Int J Hematol. 2010 Jul;92(1):111-7. doi: 10.1007/s12185-010-0621-x. Epub 2010 Jun 25.
Although imatinib has become the current standard treatment for chronic myeloid leukemia (CML), there is limited information regarding its efficacy and safety among Japanese patients. We therefore conducted a prospective multi-center open-label study of imatinib for Japanese patients with newly diagnosed chronic-phase CML (CP-CML). A total of 107 patients were enrolled and treated with imatinib at an initial daily dose of 400 mg. Eighty-three patients completed 3 years of study treatment. The cumulative rates of major cytogenetic response and complete cytogenetic response (CCyR) were 90.9 and 90.2% at 3 years, respectively. The safety profile was not very different from that reported in the IRIS study, although grade > or =3 neutropenia occurred relatively frequently (31.8 vs. 14.3%). Only seven patients discontinued the study due to adverse events, as did four patients due to insufficient efficacy. The 3-year probabilities of overall survival and progression-free survival were 93.2 and 91.4%, respectively. Higher average daily doses (i.e., > or =350 mg) were significantly associated not only with higher rates of achieving CCyR, but also with longer duration of CCyR. These findings confirm the clinical utility of imatinib in Japanese patients with newly diagnosed CP-CML, and suggest detrimental effect of low average daily dose on treatment results.

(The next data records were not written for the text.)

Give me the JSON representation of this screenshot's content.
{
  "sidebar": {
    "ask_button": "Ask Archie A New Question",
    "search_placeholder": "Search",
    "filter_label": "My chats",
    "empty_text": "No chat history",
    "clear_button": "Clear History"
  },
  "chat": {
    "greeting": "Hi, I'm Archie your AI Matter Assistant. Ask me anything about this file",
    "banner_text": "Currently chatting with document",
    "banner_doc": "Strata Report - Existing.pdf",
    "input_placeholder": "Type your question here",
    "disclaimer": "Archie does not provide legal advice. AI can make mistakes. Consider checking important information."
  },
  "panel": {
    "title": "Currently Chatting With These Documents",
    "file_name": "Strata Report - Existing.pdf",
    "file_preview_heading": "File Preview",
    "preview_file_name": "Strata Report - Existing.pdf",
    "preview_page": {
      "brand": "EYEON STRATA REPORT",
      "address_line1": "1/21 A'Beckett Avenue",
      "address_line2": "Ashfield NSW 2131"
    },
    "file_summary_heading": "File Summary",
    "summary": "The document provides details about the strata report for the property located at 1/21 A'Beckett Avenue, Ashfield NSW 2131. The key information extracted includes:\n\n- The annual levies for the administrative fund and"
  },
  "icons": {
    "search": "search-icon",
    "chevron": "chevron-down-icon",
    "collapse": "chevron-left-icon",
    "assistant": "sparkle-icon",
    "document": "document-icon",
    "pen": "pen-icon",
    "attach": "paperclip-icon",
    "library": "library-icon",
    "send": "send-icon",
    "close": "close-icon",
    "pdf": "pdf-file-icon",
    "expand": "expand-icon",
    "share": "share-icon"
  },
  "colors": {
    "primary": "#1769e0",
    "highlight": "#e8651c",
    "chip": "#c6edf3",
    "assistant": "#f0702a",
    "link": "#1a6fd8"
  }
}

尽管伊马替尼已成为慢性髓性白血病(CML)的当前标准治疗方法,但针对日本患者,其疗效和安全性的相关信息有限。因此,我们针对新诊断的慢性期 CML(CP-CML)日本患者开展了一项伊马替尼的前瞻性多中心开放标签研究。共纳入 107 例患者,起始剂量为每日 400mg 伊马替尼治疗。83 例患者完成 3 年研究治疗。3 年时主要细胞遗传学缓解和完全细胞遗传学缓解(CCyR)的累积缓解率分别为 90.9%和 90.2%。安全性特征与 IRIS 研究报告的结果基本相似,尽管 3/4 级中性粒细胞减少症发生率相对较高(31.8% vs. 14.3%)。仅 7 例患者因不良事件而停止研究,4 例患者因疗效不佳而停止研究。3 年总生存率和无进展生存率分别为 93.2%和 91.4%。较高的平均日剂量(即 > 或 =350mg)不仅与更高的 CCyR 率显著相关,而且与 CCyR 的持续时间也更长相关。这些发现证实了伊马替尼在新诊断的 CP-CML 日本患者中的临床应用价值,并提示低平均日剂量对治疗结果有不利影响。